Favoriser le mieux-être

Alors que les participants aux activités des eaux curatives vivent tous au quotidien avec les effets d’une blessure de stress opérationnel, M. Danis confirme que l’objectif du projet est d’aider les militaires «à se concentrer sur le moment présent», tout en laissant de côté les souvenirs douloureux. «C’est un moment sans stress! Certains viennent seulement prendre un café avec nous, tandis que d’autres décident de confectionner des mouches sans nécessairement venir pêcher par la suite», témoigne le vice-président au sujet de la flexibilité de cette activité.

Il ajoute que «la dextérité, la concentration et la patience» sont des aptitudes affectées par les blessures de stress opérationnel qui peuvent être de nouveau développées grâce à cette activité de groupe. «Ce qu’on perd, lorsqu’on sort des Forces, c’est la cohésion et le sentiment d’appartenance. Tout ça arrête abruptement! En venant ici, les participants retrouvent des gens de tous les corps de métier», précise le vétéran Robert Danis.

Inclusion de tous

Se voulant inclusif, le projet des eaux curatives s’adresse aussi à tous ceux portant l’uniforme. Les pompiers, les ambulanciers, les infirmières et les médecins sont donc les bienvenus. Certains participants fréquentent sur une base quotidienne le groupe des eaux curatives, et ce, depuis maintenant plus de cinq ans, tandis que d’autres s’y présentent de manière périodique. Aucun coût d’inscription n’est exigé et le matériel de base pour la confection des leurres est fourni aux participants. Ceux-ci peuvent ensuite s’équiper davantage s’ils le souhaitent. «Certains produisent pratiquement des œuvres d’art!», se réjouit Robert Danis.

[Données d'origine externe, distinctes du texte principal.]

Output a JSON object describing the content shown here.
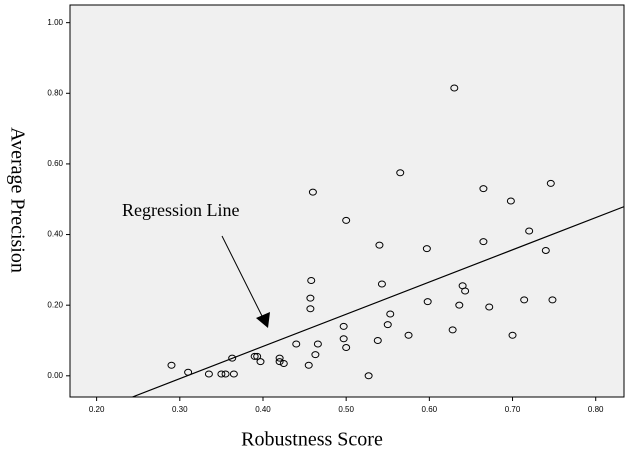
{
  "chart_data": {
    "type": "scatter",
    "x_label": "Robustness Score",
    "y_label": "Average Precision",
    "annotation": "Regression Line",
    "xlim": [
      0.168,
      0.834
    ],
    "ylim": [
      -0.06,
      1.05
    ],
    "xticks": [
      {
        "value": 0.2,
        "label": "0.20"
      },
      {
        "value": 0.3,
        "label": "0.30"
      },
      {
        "value": 0.4,
        "label": "0.40"
      },
      {
        "value": 0.5,
        "label": "0.50"
      },
      {
        "value": 0.6,
        "label": "0.60"
      },
      {
        "value": 0.7,
        "label": "0.70"
      },
      {
        "value": 0.8,
        "label": "0.80"
      }
    ],
    "yticks": [
      {
        "value": 0,
        "label": "0.00"
      },
      {
        "value": 0.2,
        "label": "0.20"
      },
      {
        "value": 0.4,
        "label": "0.40"
      },
      {
        "value": 0.6,
        "label": "0.60"
      },
      {
        "value": 0.8,
        "label": "0.80"
      },
      {
        "value": 1,
        "label": "1.00"
      }
    ],
    "background": "#f0f0f0",
    "color": "#000000",
    "x": [
      0.29,
      0.31,
      0.335,
      0.35,
      0.355,
      0.363,
      0.365,
      0.39,
      0.393,
      0.397,
      0.42,
      0.42,
      0.425,
      0.44,
      0.455,
      0.457,
      0.457,
      0.458,
      0.46,
      0.463,
      0.466,
      0.497,
      0.497,
      0.5,
      0.5,
      0.527,
      0.538,
      0.54,
      0.543,
      0.55,
      0.553,
      0.565,
      0.575,
      0.597,
      0.598,
      0.628,
      0.63,
      0.636,
      0.64,
      0.643,
      0.665,
      0.665,
      0.672,
      0.698,
      0.7,
      0.714,
      0.72,
      0.74,
      0.746,
      0.748
    ],
    "values": [
      0.03,
      0.01,
      0.005,
      0.005,
      0.005,
      0.05,
      0.005,
      0.055,
      0.055,
      0.04,
      0.05,
      0.04,
      0.035,
      0.09,
      0.03,
      0.22,
      0.19,
      0.27,
      0.52,
      0.06,
      0.09,
      0.14,
      0.105,
      0.08,
      0.44,
      0.0,
      0.1,
      0.37,
      0.26,
      0.145,
      0.175,
      0.575,
      0.115,
      0.36,
      0.21,
      0.13,
      0.815,
      0.2,
      0.255,
      0.24,
      0.38,
      0.53,
      0.195,
      0.495,
      0.115,
      0.215,
      0.41,
      0.355,
      0.545,
      0.215
    ],
    "regression": {
      "x": [
        0.243,
        0.834
      ],
      "y": [
        -0.06,
        0.479
      ]
    }
  }
}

Le projet «Les eaux curatives» prend de l’expansion aux quatre coins du Québec. Des filiales voient le jour notamment à Québec, Montréal, Saint-Jérôme, Thetford Mines et Montmagny. Ceux qui en sont membres partagent également leur passion pour la pêche, lors d’ateliers de formation donnés à La Vigile, une maison d’hébergement et de thérapie pour les intervenants en situation d’urgence portant l’uniforme.